How do I evaluate cos(pi/5) without using a calculator?

2 Answers

Cos (pi /5) = cos 36° = (sqrt5 + 1)/4.

Explanation:

If theta = pi/10, then 5theta = pi/2 => cos3theta = sin2theta.[ cos (pi /2 - alpha) = sinalpha}.
=> 4 cos ^3 theta - 3costheta = 2sinthetacostheta=> 4 cos^2theta - 3 =2 sin theta.
=> 4 ( 1 - sin^2 theta) - 3 = 2 sintheta. => 4sin^2 theta+2sintheta - 1 = 0=>
sintheta =( sqrt 5 - 1 ) /4.
Now cos 2theta = cos pi/5 = 1 - 2sin^2 theta, gives the result.

Feb 13, 2016

Cos (pi/5) = (sqrt (5)+1)/4.

Explanation:

Let a = cos(pi/5), b = cos(2*pi/5).
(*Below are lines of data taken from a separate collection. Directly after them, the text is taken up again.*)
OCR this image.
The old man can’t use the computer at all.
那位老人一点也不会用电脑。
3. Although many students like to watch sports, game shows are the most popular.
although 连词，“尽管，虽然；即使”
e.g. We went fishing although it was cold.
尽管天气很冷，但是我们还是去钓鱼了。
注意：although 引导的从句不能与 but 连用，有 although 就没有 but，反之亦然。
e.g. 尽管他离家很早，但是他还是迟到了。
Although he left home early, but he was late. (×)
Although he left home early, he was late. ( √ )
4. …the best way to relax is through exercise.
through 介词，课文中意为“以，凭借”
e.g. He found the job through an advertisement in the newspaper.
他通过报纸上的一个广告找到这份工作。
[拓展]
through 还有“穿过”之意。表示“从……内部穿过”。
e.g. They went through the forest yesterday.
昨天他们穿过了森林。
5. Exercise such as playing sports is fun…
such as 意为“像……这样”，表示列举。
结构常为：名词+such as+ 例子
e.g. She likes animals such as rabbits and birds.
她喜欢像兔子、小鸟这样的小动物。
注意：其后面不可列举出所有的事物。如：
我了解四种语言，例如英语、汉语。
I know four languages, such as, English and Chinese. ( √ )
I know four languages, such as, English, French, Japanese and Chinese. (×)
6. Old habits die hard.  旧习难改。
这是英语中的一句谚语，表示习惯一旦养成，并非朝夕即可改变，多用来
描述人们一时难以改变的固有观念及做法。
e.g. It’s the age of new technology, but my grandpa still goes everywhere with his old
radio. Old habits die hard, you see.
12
Thus cos(4*pi/5) = -a. From the double angle formulas:

b = 2a^2-1
-a = 2b^2-1

Subtracting,

a+b = 2(a^2-b^2) = 2(a+b)(a-b)

a+b is not zero, as both terms are positive, so a-b must be 1/2. Then

a-1/2 = 2a^2-1
4a^2-2a-1 = 0

and the only positive root is

a = cos (pi/5) = (sqrt(5)+1)/4.

And b = cos (2*pi/5) = a-1/2 = (sqrt(5)-1)/4.